Kohli et al.25 had conducted a multicentre longitudinal study on 595 cancer patients diagnosed with breast, hematologic, GI, lung, prostate or head and neck cancers in 2007. Cognitive symptoms were assessed using Karnofsky performance status and the symptom inventory and it was found that cognitive impairment is a debilitating and prevalent adverse effect and cognitive problems are associated with cancer and its treatment.

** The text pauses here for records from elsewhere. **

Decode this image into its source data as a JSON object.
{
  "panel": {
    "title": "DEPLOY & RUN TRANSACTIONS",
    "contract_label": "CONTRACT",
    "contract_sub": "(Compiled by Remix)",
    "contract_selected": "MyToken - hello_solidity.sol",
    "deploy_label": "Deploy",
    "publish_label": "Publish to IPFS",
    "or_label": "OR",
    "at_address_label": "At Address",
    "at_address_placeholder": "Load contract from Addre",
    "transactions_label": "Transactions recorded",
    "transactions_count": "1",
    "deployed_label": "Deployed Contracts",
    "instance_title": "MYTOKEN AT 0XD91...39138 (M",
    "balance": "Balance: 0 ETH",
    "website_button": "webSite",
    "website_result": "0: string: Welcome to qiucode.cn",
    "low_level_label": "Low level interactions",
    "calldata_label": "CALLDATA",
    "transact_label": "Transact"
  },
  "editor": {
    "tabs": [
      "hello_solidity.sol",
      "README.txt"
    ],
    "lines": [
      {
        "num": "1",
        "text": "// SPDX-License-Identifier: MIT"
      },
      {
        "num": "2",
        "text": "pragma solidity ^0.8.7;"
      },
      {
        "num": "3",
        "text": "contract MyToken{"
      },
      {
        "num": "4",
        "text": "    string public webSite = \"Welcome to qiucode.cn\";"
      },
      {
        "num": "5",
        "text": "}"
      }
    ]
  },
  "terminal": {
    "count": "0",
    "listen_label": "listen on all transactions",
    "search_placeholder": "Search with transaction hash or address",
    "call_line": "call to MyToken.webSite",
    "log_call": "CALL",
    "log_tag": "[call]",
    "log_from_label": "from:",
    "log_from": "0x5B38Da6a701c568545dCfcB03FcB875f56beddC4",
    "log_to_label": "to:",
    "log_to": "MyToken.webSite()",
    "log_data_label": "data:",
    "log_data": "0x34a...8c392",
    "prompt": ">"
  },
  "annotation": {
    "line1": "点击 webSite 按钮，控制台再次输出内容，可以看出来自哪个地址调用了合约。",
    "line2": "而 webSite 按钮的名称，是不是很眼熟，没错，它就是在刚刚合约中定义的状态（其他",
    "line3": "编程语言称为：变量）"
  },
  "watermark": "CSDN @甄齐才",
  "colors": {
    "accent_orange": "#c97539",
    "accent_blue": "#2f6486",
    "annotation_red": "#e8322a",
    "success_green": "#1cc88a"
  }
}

A prospective case-control study was conducted by Stewart et al.26 on breast cancer patients. The study enrolled 61 breast cancer patients on adjuvant chemotherapy and a control group of 51 womens who were on adjuvant hormonal therapy. Neuropsychological testing and mood rating scale were used as assessment techniques. The study reported that a threefold greater risk of cognitive decline was found in the chemotherapy patients compared to the hormonal patients27,28.

CONCLUSION

This review conveys a positive correlation between cancer chemotherapeutic regimens and decline in the level of cognitive functioning. It brings out the fact that mechanisms like oxidative stress induced by treatment characteristics like dosage, duration, type of regimen, genetic factors like ApoE4, COMT-Val, etc., imbalance in cytokines like IL-6,TNF-alpha, IL-1 beta which act as mediating factors for CNS damage which leads to cognitive dysfunction, hormonal factors like oestrogen, progesterone cause telomere shortening leading to the primary outcome of CNS damage which results in chemo brain which reduces the quality of life of cancer patients. Patients with any type of cancer, treated with chemotherapy drugs experience a substantial decline in level of cognitive function.

SIGNIFICANCE STATEMENT

This study identified a significant correlation between cancer chemotherapeutic regimens and decline in the level of cognitive functioning. The findings of this study will be helpful to healthcare professionals especially to oncologists to in choosing the chemotherapeutic drug regimen.